Progestins responses variability could be accounted to endometrial PR subtypes in normal cycling women, compared with those using progestogenic steroids. Surprisingly, women receiving slow release progestins show increased total immunoreactive endometrial PR and PR mRNA [104]. PR B is a stronger activator of target genes while PR A can act as a dominant repressor of PR B and other hormone receptors.
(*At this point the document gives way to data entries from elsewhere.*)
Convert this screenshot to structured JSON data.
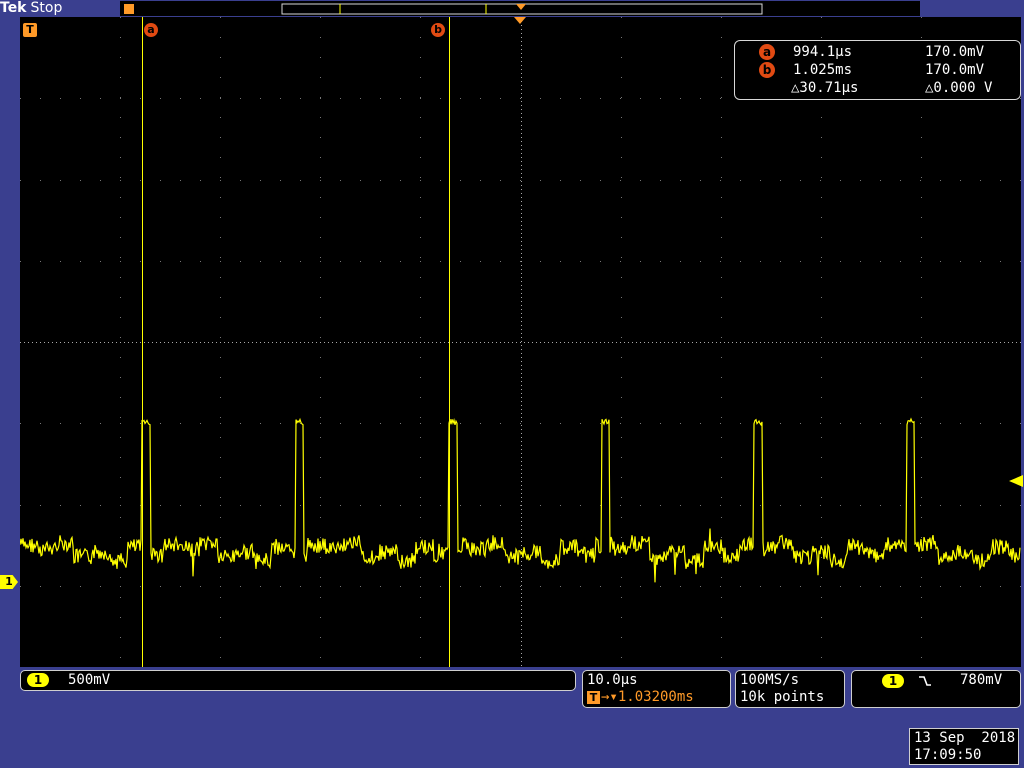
{
  "header": {
    "brand": "Tek",
    "acq_state": "Stop"
  },
  "icons": {
    "trigger_position": "trigger-T-marker-icon",
    "expansion_point": "orange-triangle-icon",
    "trigger_level": "yellow-arrow-icon",
    "channel_ground": "channel-1-ground-icon",
    "trigger_slope": "falling-edge-icon"
  },
  "colors": {
    "trace": "#ffff00",
    "cursor_tag": "#e14a12",
    "trigger": "#ff9a28",
    "background": "#3a3f8f"
  },
  "screen": {
    "trigger_marker_label": "T",
    "cursor_a_label": "a",
    "cursor_b_label": "b",
    "channel_marker_label": "1"
  },
  "cursor_readout": {
    "a_label": "a",
    "a_time": "994.1µs",
    "a_volt": "170.0mV",
    "b_label": "b",
    "b_time": "1.025ms",
    "b_volt": "170.0mV",
    "delta_time": "△30.71µs",
    "delta_volt": "△0.000 V"
  },
  "channel": {
    "badge": "1",
    "scale": "500mV"
  },
  "timebase": {
    "scale": "10.0µs",
    "trigger_icon": "T",
    "position": "→▾1.03200ms"
  },
  "acquisition": {
    "rate": "100MS/s",
    "record": "10k points"
  },
  "trigger": {
    "source": "1",
    "slope": "⌐",
    "level": "780mV"
  },
  "timestamp": {
    "date": "13 Sep  2018",
    "time": "17:09:50"
  }
}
ARs have been demonstrated as cycle dependent in normal endometrium [105], showing a B subtype dominance [106]. Some of the synthetic progestins may also exhibit androgenic activity and regulate MMPs expression by ARs activation [107]. As a consequence, the identification of endometrial ARs and their subtypes could be relevant in administration of synthetic progestins and may offer important information related to their mechanism of endometrial MMPs regulation. In this regard, it is assumed that androgens have a significant role in MMP-1 regulation. The secretion and production of MMP-1 is inhibited by testosterone by specific ARs binding, in the same manner to that noticed for progesterone, in human endometrial stromal cells cultures [37].

11 Conclusions

MMPs are involved in many biological processes, mainly due to their ability of ECM proteolysis and/or capacity to initiate unrevealed functions. Recent progresses were made in understanding biochemical and structural aspects of MMPs, and their molecular complexes with TIMPs allow them to play a complex role in endometrial physiology and pathology by facilitating both turnover and invasion mechanisms.

MMPs: TIMPs ratio imbalances are involved in hormonal disorders and furthermore in hyperplasia, as steps along endometrial malignant transformation. Partially using the mechanisms already identified in carcinogenesis, an increased MMP activity is also detected in endometriosis.

Future studies are necessary to elucidate the complex interactions between molecules involved in proliferation, angiogenesis, and apoptosis, as part of EMT mechanism, opening new perspectives in the early diagnosis and treatment of endometrial neoplasia.

The design of potent specific inhibitors for MMPs represents a challenge for scientists, not only for gaining insights into the biological roles of MMPs but also for the development of new targeted therapies in endometrial neoplasia and endometriosis.